The United Nations has formed a committee of experts to investigate former Lebanese Premier Hariri's assassination as prominent Druze opposition leader Walid Jumblat demanded that Syria's military intelligence chief Brig. Gen. Rustom Ghazaleh be a prime suspect for interrogation.
Jumblat conveyed Gen. Ghazaleh must be interrogated because as chief of Syria's military intelligence in Lebanon he could be the main suspect who plotted and executed the massive bombing assassination.
Jumblat made the statement Friday night on the sidelines of an opposition declaration of an uprising to extract Lebanon from Syria's dominance, but by "peaceful and democratic means." Jumblat also scolded President Lahoud for exercising his swimming hobby all through Hariri's funeral procession on Wednesday.
On his part, Lebanon's Interior Minister Suleiman Franjieh, however, warned the government would not tolerate public disturbances. "The state will not stand idly by," he said.
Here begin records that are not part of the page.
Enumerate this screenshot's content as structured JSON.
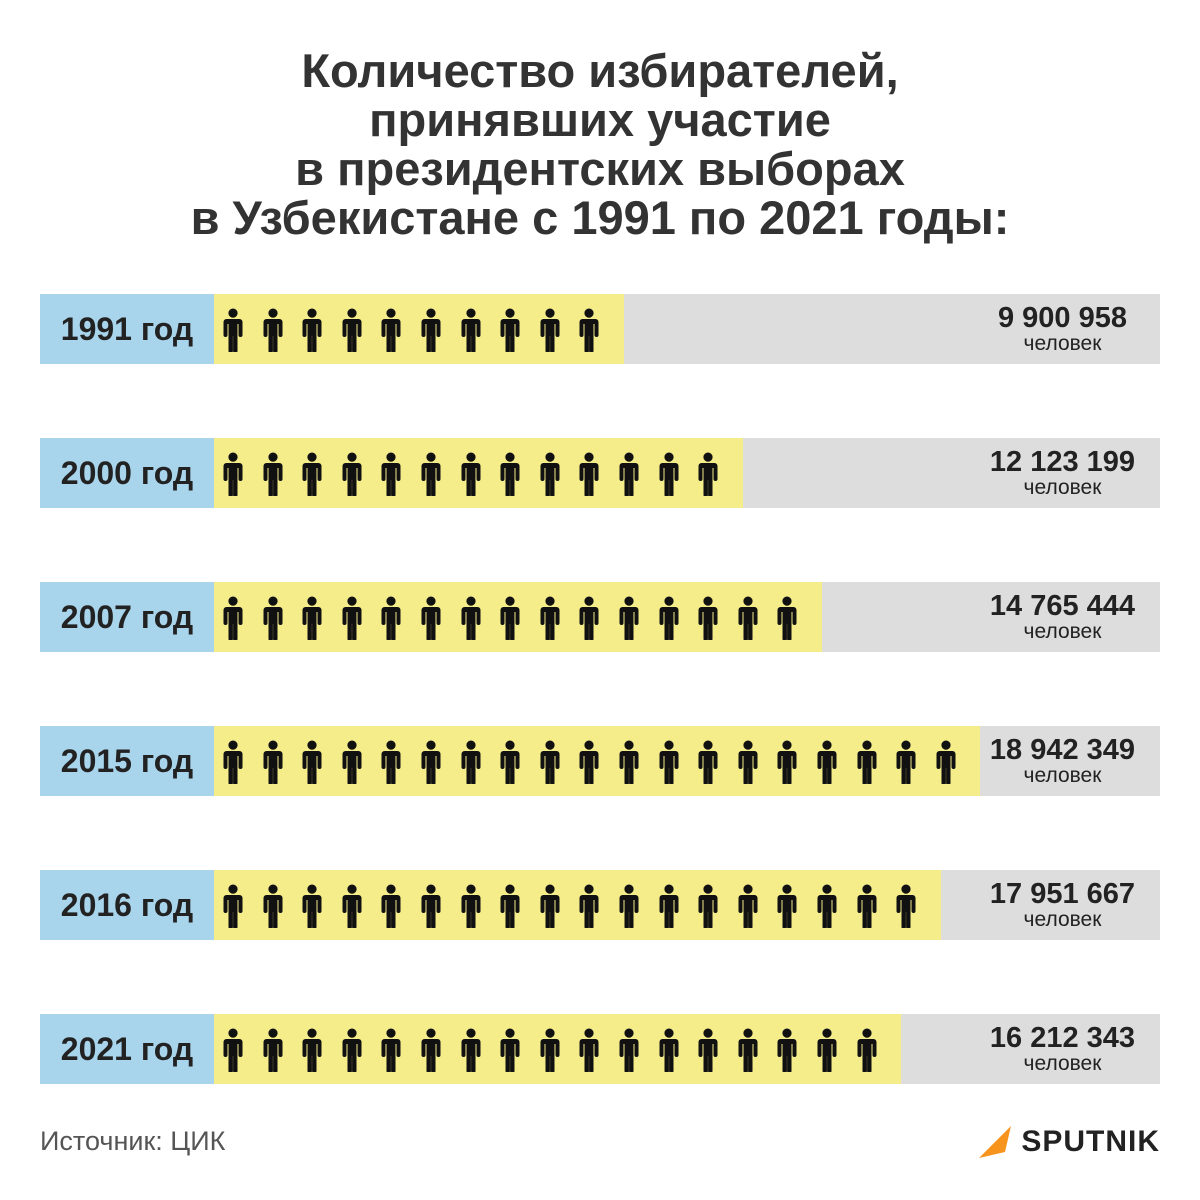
{
  "title_lines": [
    "Количество избирателей,",
    "принявших участие",
    "в президентских выборах",
    "в Узбекистане с 1991 по 2021 годы:"
  ],
  "source": "Источник: ЦИК",
  "brand": "SPUTNIK",
  "unit_label": "человек",
  "colors": {
    "year_bg": "#a8d4ec",
    "bar": "#f5ec8a",
    "track": "#dddddd",
    "icon": "#111111",
    "logo_accent": "#f7941d"
  },
  "chart_data": {
    "type": "bar",
    "orientation": "horizontal",
    "categories": [
      "1991 год",
      "2000 год",
      "2007 год",
      "2015 год",
      "2016 год",
      "2021 год"
    ],
    "values": [
      9900958,
      12123199,
      14765444,
      18942349,
      17951667,
      16212343
    ],
    "value_labels": [
      "9 900 958",
      "12 123 199",
      "14 765 444",
      "18 942 349",
      "17 951 667",
      "16 212 343"
    ],
    "icon_counts": [
      10,
      13,
      15,
      19,
      18,
      17
    ],
    "icon": "person-icon"
  }
}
U.N Secretary-General Kofi Annan is dispatching a team led by Ireland's deputy police commissioner to Beirut in the next few days to investigate Hariri's assassination, the U.N. spokesman disclosed Friday. The move came in response to a request from the Security Council that he urgently report on "the circumstances, causes and consequences" of Hariri's assassination, the spokesman said in a statement.
"The team will make contact with Lebanese officials and others to gather such information as necessary for the secretary-general to the council in a timely manner," the statement said.
Peter Fitzgerald, the team leader, has been a deputy Irish police commissioner since 1998 and has worked in U.N. peacekeeping operations in Namibia and Cambodia and was police commissioner in Bosnia until February 1997. He also served as a member of the independent team that investigated security at U.N. headquarters in Baghdad before the Aug. 19 bombing that killed 22 people and injured over 160.
Accaording to the statement, the team going to Beirut "will consist of staff with relevant expertise" but no other names were announced. On his part, Lebanon's government said that it was unlikely to cooperate with the UN commission.